A combo hand of one of [8] aces, plus any card A(7) thru 9, or [71] cards out of 5356 2 card combos for the deelah?!?!
8 x 71 / 5356
or 10.6% of the time
gordonm888
The only part of OP's question that is hard is, given that dealer starts with an ace, what is the probability of dealer making a 5-card 21. 
Does anyone know any way of calculating that probability other than essentially listing all the 4 card draws to an Ace that total 21 without making a soft 18-20 or a hard 17-20?Assuming dealer hits a soft 17, basically there are two pathways for dealer to make a 5 card 21 starting from an Ace:
1. Two small cards totally 2-6 to make a hand between S13-S17, followed by a card larger than a 4 to make a hard 12-16, followed by a final card to make 21.
2. One small card, A-6, followed, by a card (larger than a 4) to make a hard 12-15, followed by a small card to keep the total under 16, followed by a final card to make 21.
But, as you look at the details, I don't think that is easy to write as an analytic algorithm.
So many better men, a few of them friends, are dead. And a thousand thousand slimy things live on, and so do I.
Ace2
You can easily do it with a Markov chain. You should only need 65 cells - 5 rows and 13 columns.
That’s assuming infinite deck which will be very close.
You could also list out all 5 card permutations, there are only 100,000.
That’s assuming infinite deck which will be very close.

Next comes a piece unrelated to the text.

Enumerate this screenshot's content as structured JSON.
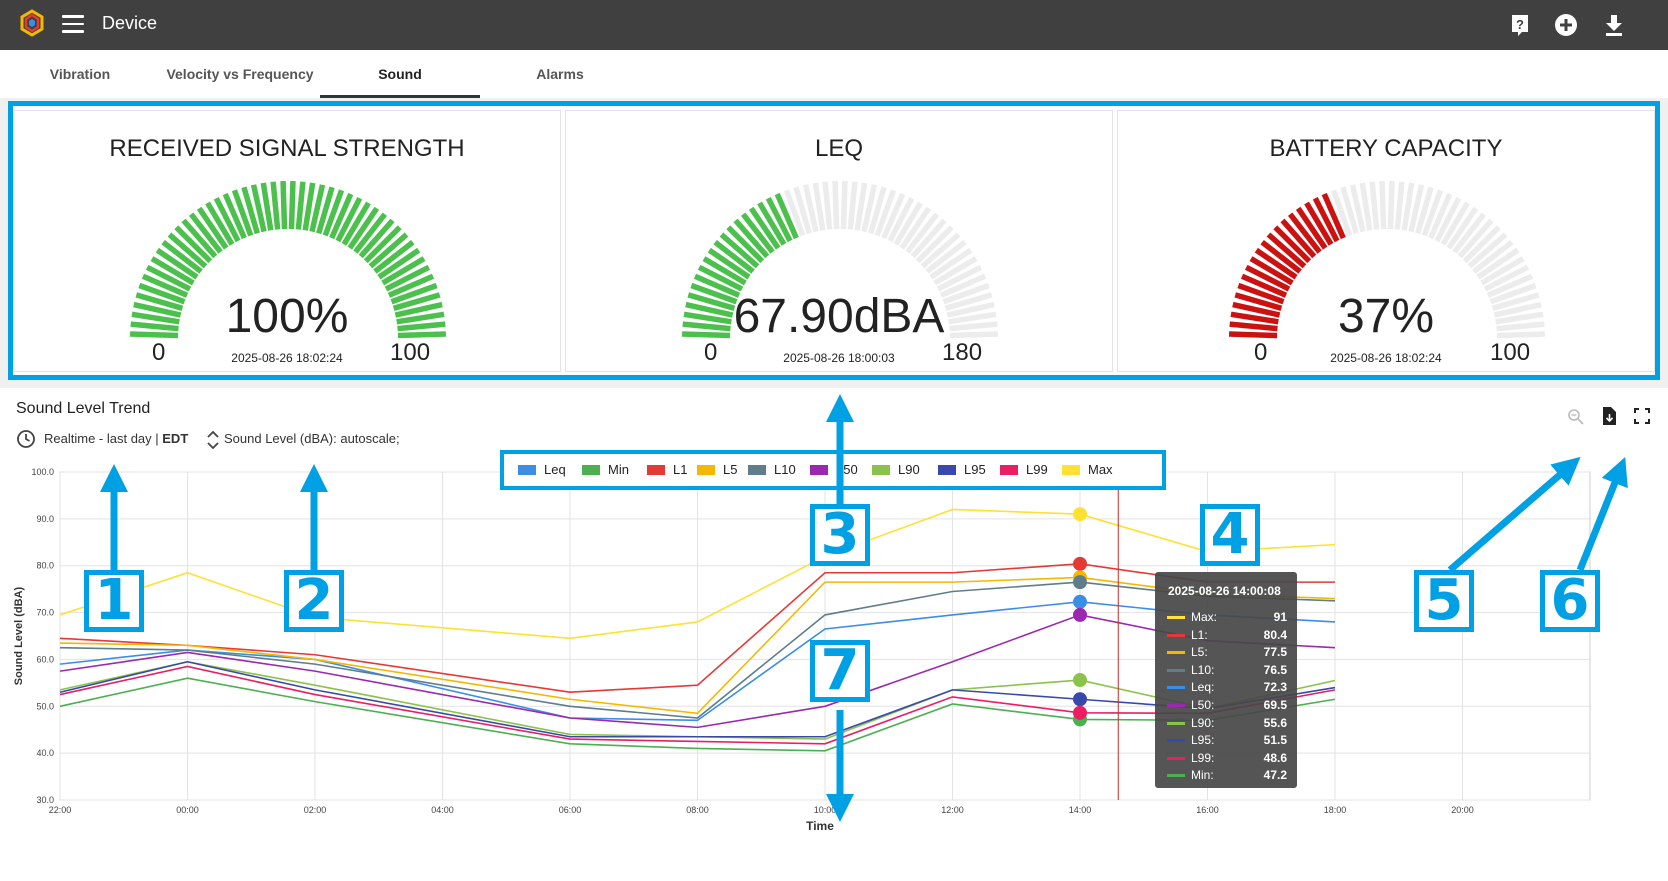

You could also list out all 5 card permutations, there are only 100,000.
gordonm888
You can easily do it with a Markov chain. You should only need 65 cells - 5 rows and 13 columns.

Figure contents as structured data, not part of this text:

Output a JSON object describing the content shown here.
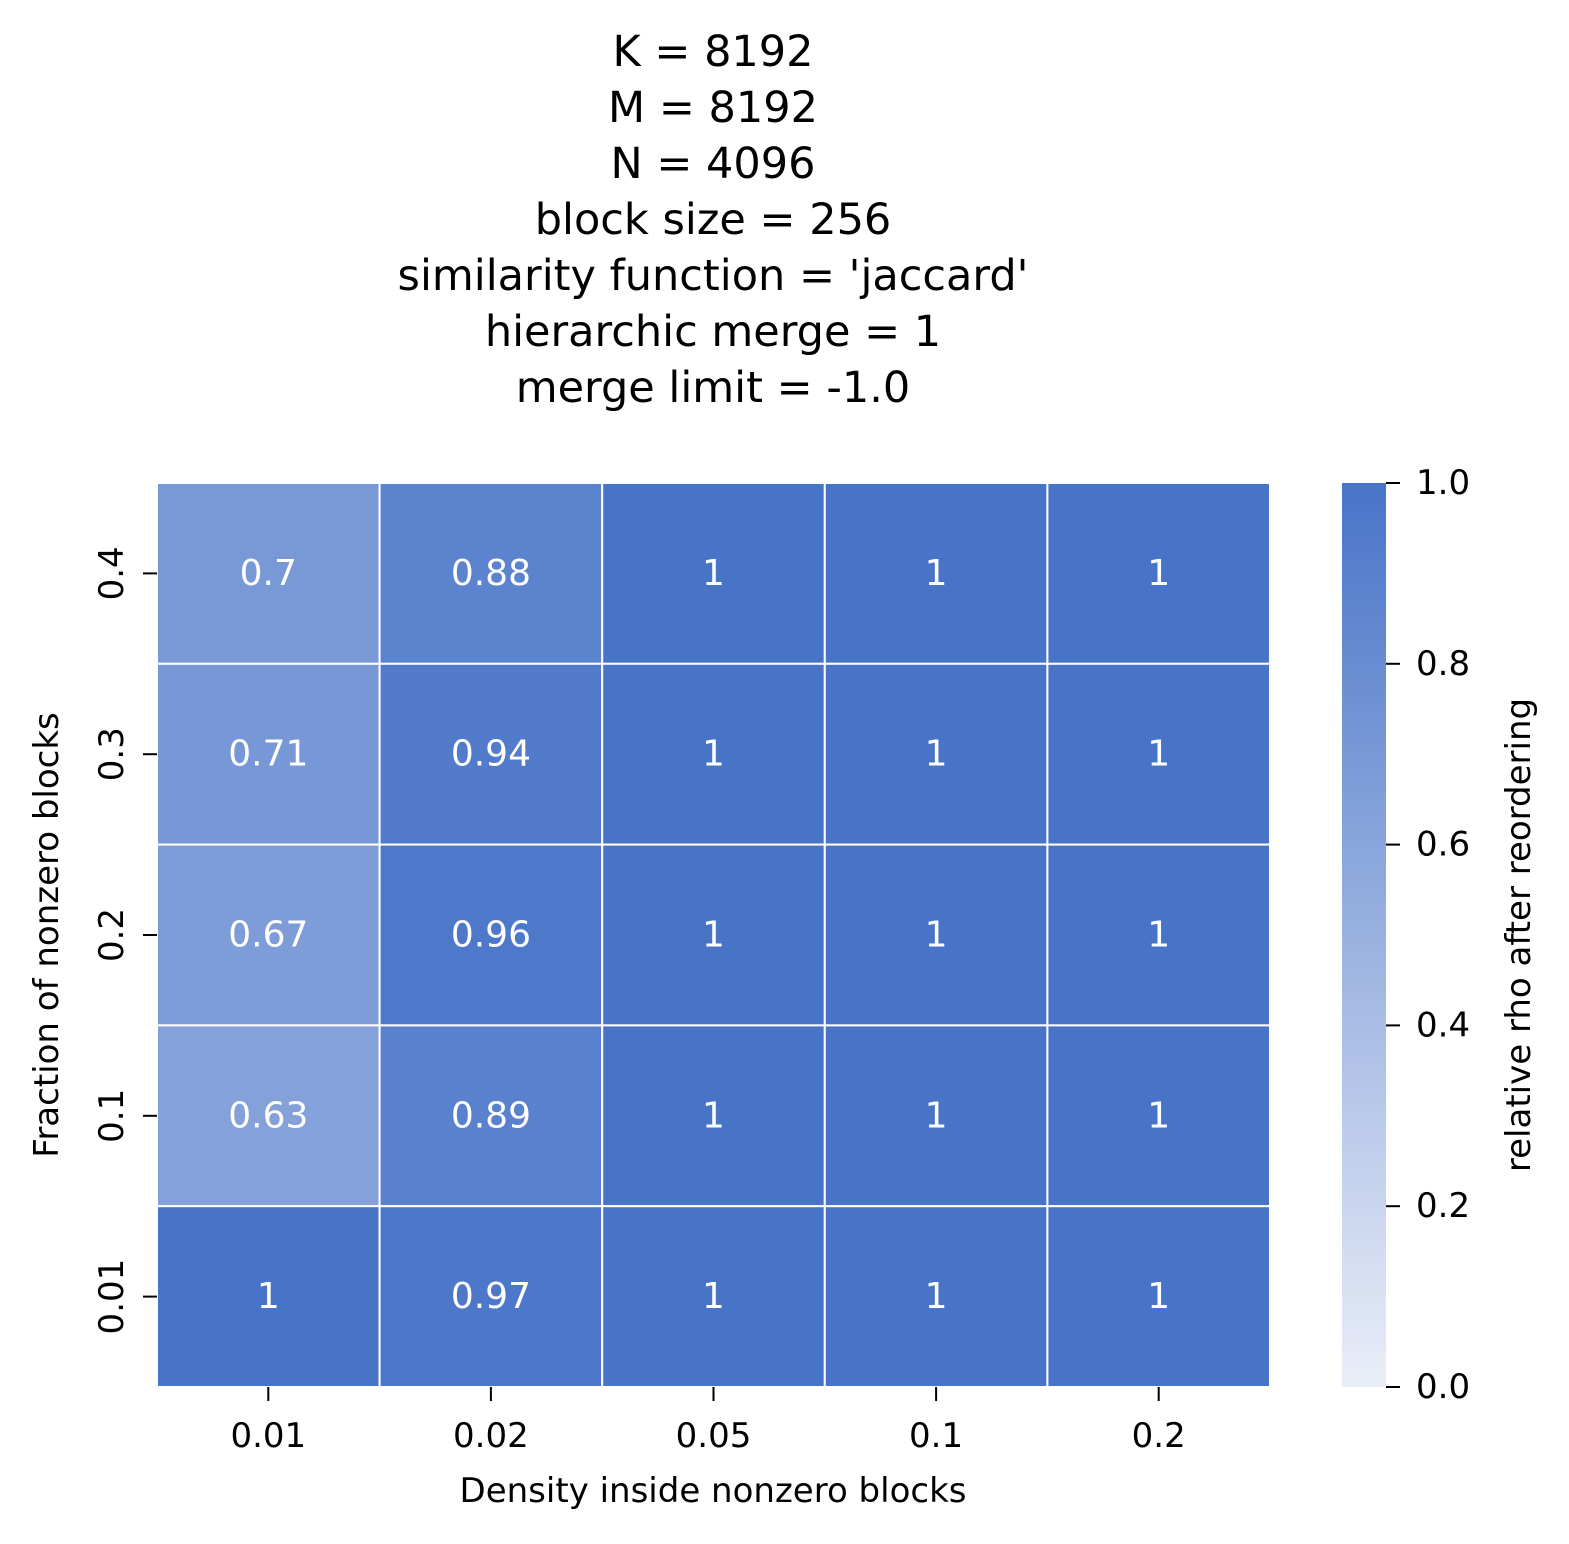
{
  "chart_data": {
    "type": "heatmap",
    "title_lines": [
      "K = 8192",
      "M = 8192",
      "N = 4096",
      "block size = 256",
      "similarity function = 'jaccard'",
      "hierarchic merge = 1",
      "merge limit = -1.0"
    ],
    "xlabel": "Density inside nonzero blocks",
    "ylabel": "Fraction of nonzero blocks",
    "x_categories": [
      "0.01",
      "0.02",
      "0.05",
      "0.1",
      "0.2"
    ],
    "y_categories": [
      "0.4",
      "0.3",
      "0.2",
      "0.1",
      "0.01"
    ],
    "values": [
      [
        0.7,
        0.88,
        1,
        1,
        1
      ],
      [
        0.71,
        0.94,
        1,
        1,
        1
      ],
      [
        0.67,
        0.96,
        1,
        1,
        1
      ],
      [
        0.63,
        0.89,
        1,
        1,
        1
      ],
      [
        1,
        0.97,
        1,
        1,
        1
      ]
    ],
    "annotations": [
      [
        "0.7",
        "0.88",
        "1",
        "1",
        "1"
      ],
      [
        "0.71",
        "0.94",
        "1",
        "1",
        "1"
      ],
      [
        "0.67",
        "0.96",
        "1",
        "1",
        "1"
      ],
      [
        "0.63",
        "0.89",
        "1",
        "1",
        "1"
      ],
      [
        "1",
        "0.97",
        "1",
        "1",
        "1"
      ]
    ],
    "colorbar": {
      "label": "relative rho after reordering",
      "vmin": 0.0,
      "vmax": 1.0,
      "ticks": [
        "0.0",
        "0.2",
        "0.4",
        "0.6",
        "0.8",
        "1.0"
      ],
      "color_low": "#eaeef8",
      "color_high": "#4874c8"
    },
    "cell_annotation_color": "#ffffff",
    "grid_line_color": "#ffffff"
  }
}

I'm an excellent Excel programmer but I'm weak on Markov chains. Still trying to figure out how to do that.
Quote: Ace2
You could also list out all 5 card permutations, there are only 100,000.
No, the first card is always an Ace, which reduces it from 100,000 to 10,000. And then, you can eliminate whenever the 2nd card is a 7-T, which reduces it to 6,000. Then, also eliminate whenever the last card is a Ten or A-4, which reduces it to 3,000. Then, also eliminate these combinations:
- whenever the 2nd and 3rd card add to 7,8,9 or 10.
- whenever the 2nd and 3rd cards add up to 15 or more
5 Cards Blackjack
- whenever the 2nd, 3rd and 4th cards add to 7,8,9 or 10.5 Card Blackjack Charlie
- whenever the 2nd, 3rd and 4th cards add up to 16 or more.In reality, the number of permutations to write out is reasonable.
So many better men, a few of them friends, are dead. And a thousand thousand slimy things live on, and so do I.
gordonm888
I have figured out a straightforward way to list all the permutations for dealer making a 5-card 21 starting with an ace and to calculate the probability - assuming an infinite deck approximation. By defining some new terminology (or at least it was new to me) I needed only 41 groups of permutations; i.e. my list need only 40 equations in it for the probability.Assuming, the H17 rule and infinite decks, I got that the probability of dealer starting with an Ace and making a 5 card 21 to be 183/13^4 = 0.006407.
If you assume the S17 rule, I calculate the probability for a 5 card 21 to be 138/13^4 =0.004832
Edit: corrected numbers (whoops!)
So many better men, a few of them friends, are dead. And a thousand thousand slimy things live on, and so do I.
Jufo81
Any chance you care to show the details of your work?